I’m hypersensitive. Bluntly put. I worry about everyone, everything, and pull up the worst-case scenarios for a lot of things. I am a communication studies major who sucks at communicating because she’s still trying to understand how to say things correctly. I joke about “wording badly” because a lot of what I say confuses people and it takes a certain type of person to not immediately jump to being offended and instead try to understand me. What this says to me? I’m a young woman in her twenties trying to figure her shit out. What society wants to label me as? Weird, troubled, extra, high maintenance. I just shrug and smile. I may be a lot of those things, but I also love fiercely, listen carefully, and don’t mind loving someone with opposing views. A close friend and I often spend time debating things we’ve said, being confused by what we’re trying to say, then ultimately realizing that he or I probably said something and worded it so completely wrong. And then… we laugh. We laugh about it and move on. Because it’s okay.
It’s okay to not want to be with some one who poses a threat to your mental health. It’s okay for relationships to not work out. It’s okay to have opposing views. It’s NOT okay to tell people they’re wrong and slam the metaphorical door in their face. It’s NOT okay to tell people they’re wrong, or to wish that some one who wronged you should die because YOU think the world would be better off without them. Instead of thinking this way, society needs to learn how to love being different, having opposing views, or when you get down to it, simply how to communicate better. I’m no professional, as much as I wish I was, but I’m just a hypersensitive introvert who observes a lot, hurts for everyone, and is a case of intense irony in her educational choices.

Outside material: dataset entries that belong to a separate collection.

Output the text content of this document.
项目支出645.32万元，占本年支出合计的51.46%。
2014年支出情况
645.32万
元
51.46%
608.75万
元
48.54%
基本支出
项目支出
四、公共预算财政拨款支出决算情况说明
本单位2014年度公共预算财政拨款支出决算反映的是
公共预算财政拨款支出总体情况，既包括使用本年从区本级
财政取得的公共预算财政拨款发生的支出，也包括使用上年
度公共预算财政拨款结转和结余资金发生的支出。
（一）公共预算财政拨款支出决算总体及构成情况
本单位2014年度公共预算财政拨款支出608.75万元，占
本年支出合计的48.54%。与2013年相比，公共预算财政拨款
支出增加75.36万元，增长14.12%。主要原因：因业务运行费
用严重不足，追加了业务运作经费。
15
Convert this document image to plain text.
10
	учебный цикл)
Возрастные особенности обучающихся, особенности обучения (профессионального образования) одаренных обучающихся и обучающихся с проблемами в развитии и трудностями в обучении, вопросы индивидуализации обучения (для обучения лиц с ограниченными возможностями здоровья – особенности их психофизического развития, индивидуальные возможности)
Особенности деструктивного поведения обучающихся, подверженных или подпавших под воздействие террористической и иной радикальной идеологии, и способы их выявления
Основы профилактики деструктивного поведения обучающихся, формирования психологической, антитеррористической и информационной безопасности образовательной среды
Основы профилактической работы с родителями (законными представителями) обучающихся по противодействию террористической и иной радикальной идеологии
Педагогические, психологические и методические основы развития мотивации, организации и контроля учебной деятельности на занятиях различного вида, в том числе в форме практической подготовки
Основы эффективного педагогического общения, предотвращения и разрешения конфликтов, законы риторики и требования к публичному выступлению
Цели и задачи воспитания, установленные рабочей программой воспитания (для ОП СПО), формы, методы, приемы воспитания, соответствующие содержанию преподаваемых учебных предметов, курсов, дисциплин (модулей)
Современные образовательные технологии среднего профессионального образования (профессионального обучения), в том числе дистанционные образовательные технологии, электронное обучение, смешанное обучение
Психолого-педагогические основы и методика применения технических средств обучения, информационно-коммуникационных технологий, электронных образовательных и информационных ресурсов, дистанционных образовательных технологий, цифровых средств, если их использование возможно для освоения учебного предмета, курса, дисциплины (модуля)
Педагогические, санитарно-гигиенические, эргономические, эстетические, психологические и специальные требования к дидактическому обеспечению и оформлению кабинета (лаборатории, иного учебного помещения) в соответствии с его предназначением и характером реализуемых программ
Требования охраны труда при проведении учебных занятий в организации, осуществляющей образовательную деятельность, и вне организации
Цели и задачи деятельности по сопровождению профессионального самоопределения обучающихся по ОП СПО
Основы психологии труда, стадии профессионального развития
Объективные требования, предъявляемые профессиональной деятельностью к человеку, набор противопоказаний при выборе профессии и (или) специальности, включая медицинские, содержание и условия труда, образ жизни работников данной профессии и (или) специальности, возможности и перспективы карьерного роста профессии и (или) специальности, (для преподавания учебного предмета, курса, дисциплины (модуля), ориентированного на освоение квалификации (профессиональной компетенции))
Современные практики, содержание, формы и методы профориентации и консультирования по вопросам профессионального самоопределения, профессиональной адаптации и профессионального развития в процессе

In a way, I’m glad I found out how people I looked up to thought about other humans. That aspect of relationships is extremely important to me. What I will leave you all is this: love each other. Understand each other. Make an effort. Remember that as much as you are entitled to walk this earth, so is everyone else who has hurt you, no matter what your opinion. Being complicated is hard, I can promise that. But being kind isn’t.